Settlement Order in the matter of BofA Securities India Limited.
What happened
SEBI issued a Settlement Order against BofA Securities India Limited on May 11, 2026, resolving regulatory violations through its settlement mechanism. The order represents SEBI's continued enforcement of compliance standards for foreign investment banks operating in India. Settlement orders allow entities to resolve violations without admitting guilt while paying settlement charges. This mechanism provides regulatory closure while avoiding prolonged adjudication proceedings. The order reflects SEBI's approach to maintain market integrity through negotiated settlements with financial intermediaries.
Why it matters
SEBI's settlement mechanism, introduced in 2014, allows market intermediaries to resolve regulatory violations through negotiated settlements without admitting or denying charges. BofA Securities India Limited, a subsidiary of Bank of America operating as a merchant banker and investment advisor in India, entered this settlement to resolve specific compliance violations. The settlement process involves the entity applying to SEBI's Settlement Committee, which evaluates the case based on violation severity, market impact, and cooperation level. Settlement charges are typically calculated as a percentage of ill-gotten gains or based on violation gravity. This mechanism serves multiple purposes: it provides regulatory certainty to market participants, reduces litigation costs for both SEBI and entities, and ensures quicker resolution of cases. For foreign financial institutions like BofA Securities, settlement orders help maintain operational continuity while addressing regulatory concerns. The order demonstrates SEBI's balanced approach between enforcement and providing exit routes for compliance failures, particularly important for maintaining India's attractiveness as an investment destination while upholding regulatory standards.

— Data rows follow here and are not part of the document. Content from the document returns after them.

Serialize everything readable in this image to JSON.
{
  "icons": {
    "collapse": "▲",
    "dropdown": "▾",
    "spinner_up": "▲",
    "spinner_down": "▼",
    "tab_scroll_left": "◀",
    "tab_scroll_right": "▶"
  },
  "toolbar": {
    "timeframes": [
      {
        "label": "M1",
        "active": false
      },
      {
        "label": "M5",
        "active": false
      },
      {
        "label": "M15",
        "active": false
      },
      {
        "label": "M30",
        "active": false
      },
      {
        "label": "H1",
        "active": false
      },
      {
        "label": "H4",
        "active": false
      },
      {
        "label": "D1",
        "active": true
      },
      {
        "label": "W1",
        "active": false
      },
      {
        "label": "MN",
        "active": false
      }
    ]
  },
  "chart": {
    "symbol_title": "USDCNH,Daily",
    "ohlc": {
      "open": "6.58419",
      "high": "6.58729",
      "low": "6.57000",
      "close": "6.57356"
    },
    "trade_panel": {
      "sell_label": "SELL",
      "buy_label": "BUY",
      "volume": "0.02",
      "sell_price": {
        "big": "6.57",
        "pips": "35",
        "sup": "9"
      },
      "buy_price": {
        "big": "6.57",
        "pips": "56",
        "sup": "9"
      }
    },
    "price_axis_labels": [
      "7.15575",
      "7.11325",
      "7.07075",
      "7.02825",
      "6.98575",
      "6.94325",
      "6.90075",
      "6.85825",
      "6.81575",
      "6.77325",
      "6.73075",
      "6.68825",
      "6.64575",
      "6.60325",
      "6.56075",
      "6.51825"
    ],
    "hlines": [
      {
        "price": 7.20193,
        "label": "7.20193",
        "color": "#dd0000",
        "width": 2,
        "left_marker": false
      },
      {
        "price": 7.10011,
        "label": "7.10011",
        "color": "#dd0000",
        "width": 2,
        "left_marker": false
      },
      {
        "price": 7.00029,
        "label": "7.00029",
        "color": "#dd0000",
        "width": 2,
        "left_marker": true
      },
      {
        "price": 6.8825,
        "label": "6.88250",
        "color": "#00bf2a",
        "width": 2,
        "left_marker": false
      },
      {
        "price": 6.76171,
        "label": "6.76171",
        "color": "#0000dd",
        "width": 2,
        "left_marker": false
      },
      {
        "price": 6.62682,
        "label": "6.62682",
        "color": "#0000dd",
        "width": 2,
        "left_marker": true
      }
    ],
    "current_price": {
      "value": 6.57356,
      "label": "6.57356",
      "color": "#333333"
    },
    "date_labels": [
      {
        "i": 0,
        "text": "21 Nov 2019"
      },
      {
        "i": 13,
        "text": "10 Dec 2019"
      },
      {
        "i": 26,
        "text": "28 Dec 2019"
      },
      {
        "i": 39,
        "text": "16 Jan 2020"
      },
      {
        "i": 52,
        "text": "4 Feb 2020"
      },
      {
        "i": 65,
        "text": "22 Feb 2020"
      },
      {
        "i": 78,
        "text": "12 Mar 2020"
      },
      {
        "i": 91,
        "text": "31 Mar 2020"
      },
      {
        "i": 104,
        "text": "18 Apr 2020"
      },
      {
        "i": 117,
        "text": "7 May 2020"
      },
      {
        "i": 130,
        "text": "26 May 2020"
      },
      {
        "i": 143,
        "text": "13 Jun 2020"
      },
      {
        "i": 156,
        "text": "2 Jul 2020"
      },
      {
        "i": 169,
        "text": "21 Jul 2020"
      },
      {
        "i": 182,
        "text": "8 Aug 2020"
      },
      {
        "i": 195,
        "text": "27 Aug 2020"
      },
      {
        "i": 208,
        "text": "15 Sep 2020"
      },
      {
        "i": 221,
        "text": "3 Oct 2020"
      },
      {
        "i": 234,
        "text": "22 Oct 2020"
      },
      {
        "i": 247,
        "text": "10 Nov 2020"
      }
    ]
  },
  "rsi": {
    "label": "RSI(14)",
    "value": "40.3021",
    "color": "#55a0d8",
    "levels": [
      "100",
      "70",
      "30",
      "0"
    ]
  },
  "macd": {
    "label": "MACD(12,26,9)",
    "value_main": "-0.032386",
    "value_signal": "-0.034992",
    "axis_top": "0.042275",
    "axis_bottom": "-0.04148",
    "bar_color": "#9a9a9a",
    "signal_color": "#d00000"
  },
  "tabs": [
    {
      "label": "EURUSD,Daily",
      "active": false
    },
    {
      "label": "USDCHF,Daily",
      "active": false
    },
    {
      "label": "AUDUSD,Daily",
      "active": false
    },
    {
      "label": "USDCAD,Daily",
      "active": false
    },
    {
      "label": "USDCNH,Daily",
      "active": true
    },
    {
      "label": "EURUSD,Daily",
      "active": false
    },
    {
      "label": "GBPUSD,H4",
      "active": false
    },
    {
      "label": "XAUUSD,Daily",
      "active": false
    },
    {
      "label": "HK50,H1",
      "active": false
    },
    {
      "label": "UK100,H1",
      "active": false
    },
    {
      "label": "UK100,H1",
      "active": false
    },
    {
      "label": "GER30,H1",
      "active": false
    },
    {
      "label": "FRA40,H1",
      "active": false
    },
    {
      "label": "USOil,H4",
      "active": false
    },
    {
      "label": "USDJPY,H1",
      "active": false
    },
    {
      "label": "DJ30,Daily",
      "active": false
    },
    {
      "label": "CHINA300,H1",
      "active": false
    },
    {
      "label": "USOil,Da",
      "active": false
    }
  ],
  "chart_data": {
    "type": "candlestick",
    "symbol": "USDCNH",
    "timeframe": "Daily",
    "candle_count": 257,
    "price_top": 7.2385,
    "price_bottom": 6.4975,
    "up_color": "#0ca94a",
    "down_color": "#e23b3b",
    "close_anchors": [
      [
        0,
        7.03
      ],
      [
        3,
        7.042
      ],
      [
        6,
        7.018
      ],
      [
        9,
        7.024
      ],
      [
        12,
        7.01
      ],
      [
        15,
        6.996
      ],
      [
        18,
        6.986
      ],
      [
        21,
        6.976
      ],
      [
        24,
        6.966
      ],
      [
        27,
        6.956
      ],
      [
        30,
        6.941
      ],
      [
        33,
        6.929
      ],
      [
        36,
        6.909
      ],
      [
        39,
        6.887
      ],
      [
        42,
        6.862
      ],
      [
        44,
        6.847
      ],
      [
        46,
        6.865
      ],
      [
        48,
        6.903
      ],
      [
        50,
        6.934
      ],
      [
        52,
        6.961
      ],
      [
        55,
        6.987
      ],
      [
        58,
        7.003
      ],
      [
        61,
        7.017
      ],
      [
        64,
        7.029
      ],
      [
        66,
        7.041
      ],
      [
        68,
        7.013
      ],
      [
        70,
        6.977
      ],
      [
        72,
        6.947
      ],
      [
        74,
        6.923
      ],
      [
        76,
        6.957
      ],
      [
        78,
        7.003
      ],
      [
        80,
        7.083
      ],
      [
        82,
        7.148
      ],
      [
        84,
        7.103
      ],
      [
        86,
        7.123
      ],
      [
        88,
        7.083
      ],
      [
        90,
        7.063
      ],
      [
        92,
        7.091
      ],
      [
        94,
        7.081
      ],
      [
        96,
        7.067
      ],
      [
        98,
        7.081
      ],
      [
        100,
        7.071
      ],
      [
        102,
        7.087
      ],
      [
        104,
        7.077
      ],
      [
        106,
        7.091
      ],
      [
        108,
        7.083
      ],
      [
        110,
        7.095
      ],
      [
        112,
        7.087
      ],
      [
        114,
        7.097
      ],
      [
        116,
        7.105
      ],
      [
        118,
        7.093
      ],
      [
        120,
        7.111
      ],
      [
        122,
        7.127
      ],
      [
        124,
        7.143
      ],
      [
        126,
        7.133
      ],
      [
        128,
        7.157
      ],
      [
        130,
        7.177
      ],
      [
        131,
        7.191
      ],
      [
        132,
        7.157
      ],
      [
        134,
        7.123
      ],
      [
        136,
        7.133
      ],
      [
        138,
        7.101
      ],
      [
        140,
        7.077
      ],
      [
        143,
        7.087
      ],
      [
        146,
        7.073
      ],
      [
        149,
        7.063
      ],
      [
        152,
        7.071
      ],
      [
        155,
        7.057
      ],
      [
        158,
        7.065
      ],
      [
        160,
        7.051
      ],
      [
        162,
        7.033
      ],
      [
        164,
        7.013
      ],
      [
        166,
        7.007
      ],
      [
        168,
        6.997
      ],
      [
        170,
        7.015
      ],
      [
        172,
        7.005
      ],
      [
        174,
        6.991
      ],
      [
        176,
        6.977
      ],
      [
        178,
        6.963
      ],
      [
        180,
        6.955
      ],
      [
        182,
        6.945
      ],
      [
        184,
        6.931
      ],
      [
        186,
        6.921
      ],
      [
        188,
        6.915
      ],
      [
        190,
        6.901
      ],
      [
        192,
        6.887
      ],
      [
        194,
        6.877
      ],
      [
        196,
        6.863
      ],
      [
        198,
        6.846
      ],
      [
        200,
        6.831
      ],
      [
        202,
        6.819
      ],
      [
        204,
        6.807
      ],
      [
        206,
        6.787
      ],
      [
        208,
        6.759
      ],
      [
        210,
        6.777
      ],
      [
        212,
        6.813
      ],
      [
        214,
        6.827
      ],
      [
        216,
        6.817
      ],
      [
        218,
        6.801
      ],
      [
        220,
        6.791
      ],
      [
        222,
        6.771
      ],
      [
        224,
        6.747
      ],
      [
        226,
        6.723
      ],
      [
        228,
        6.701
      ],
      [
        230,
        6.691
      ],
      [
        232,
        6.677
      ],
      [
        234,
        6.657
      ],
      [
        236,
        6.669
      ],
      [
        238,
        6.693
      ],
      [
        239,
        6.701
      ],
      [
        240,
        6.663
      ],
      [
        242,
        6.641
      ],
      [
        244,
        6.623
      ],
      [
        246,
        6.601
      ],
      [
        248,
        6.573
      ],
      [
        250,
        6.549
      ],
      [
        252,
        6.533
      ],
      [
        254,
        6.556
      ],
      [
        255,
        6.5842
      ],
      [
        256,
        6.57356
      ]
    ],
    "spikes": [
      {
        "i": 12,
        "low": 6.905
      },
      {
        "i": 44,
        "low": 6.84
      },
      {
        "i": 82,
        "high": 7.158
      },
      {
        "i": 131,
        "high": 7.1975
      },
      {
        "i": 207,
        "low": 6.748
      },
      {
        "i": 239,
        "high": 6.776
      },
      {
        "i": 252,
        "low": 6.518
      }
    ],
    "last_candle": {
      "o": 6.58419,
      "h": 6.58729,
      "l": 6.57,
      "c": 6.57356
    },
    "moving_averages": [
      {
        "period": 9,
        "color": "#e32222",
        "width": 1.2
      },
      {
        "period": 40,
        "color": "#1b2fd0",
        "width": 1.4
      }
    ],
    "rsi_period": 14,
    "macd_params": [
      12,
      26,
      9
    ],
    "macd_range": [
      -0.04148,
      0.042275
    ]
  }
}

SEBI Consultation Paper on Review of utilization of interest or income from IPF Corpus of Depositories
What happened
SEBI released consultation paper on May 11, 2026 reviewing utilization of interest/income from Investor Protection Fund (IPF) corpus of depositories NSDL and CDSL. Paper examines current deployment mechanisms, investment guidelines, and utilization patterns for investor compensation. Seeks stakeholder feedback on optimizing IPF corpus usage for enhanced investor protection. Comes amid growing retail investor participation requiring stronger protection mechanisms. Comments invited from market participants, depositories, and investor associations.
Why it matters
The Investor Protection Fund (IPF) maintained by depositories NSDL and CDSL accumulates substantial corpus from penalties, fees, and investment income. SEBI's review addresses concerns about optimal utilization of this growing fund for actual investor protection rather than passive accumulation. The consultation paper likely examines expanding IPF usage beyond traditional compensation for depository errors to broader investor education, dispute resolution, and market development initiatives. Key focus areas include investment policy for IPF corpus, criteria for fund utilization, governance framework, and measurement of investor protection outcomes. This review reflects SEBI's evolving approach to proactive investor protection as retail participation surges post-pandemic. The paper seeks to balance fund preservation with active deployment for investor welfare, potentially reshaping how depositories contribute to market ecosystem development. Stakeholder feedback will guide policy refinements ensuring IPF serves its intended purpose effectively while maintaining adequate corpus for contingencies.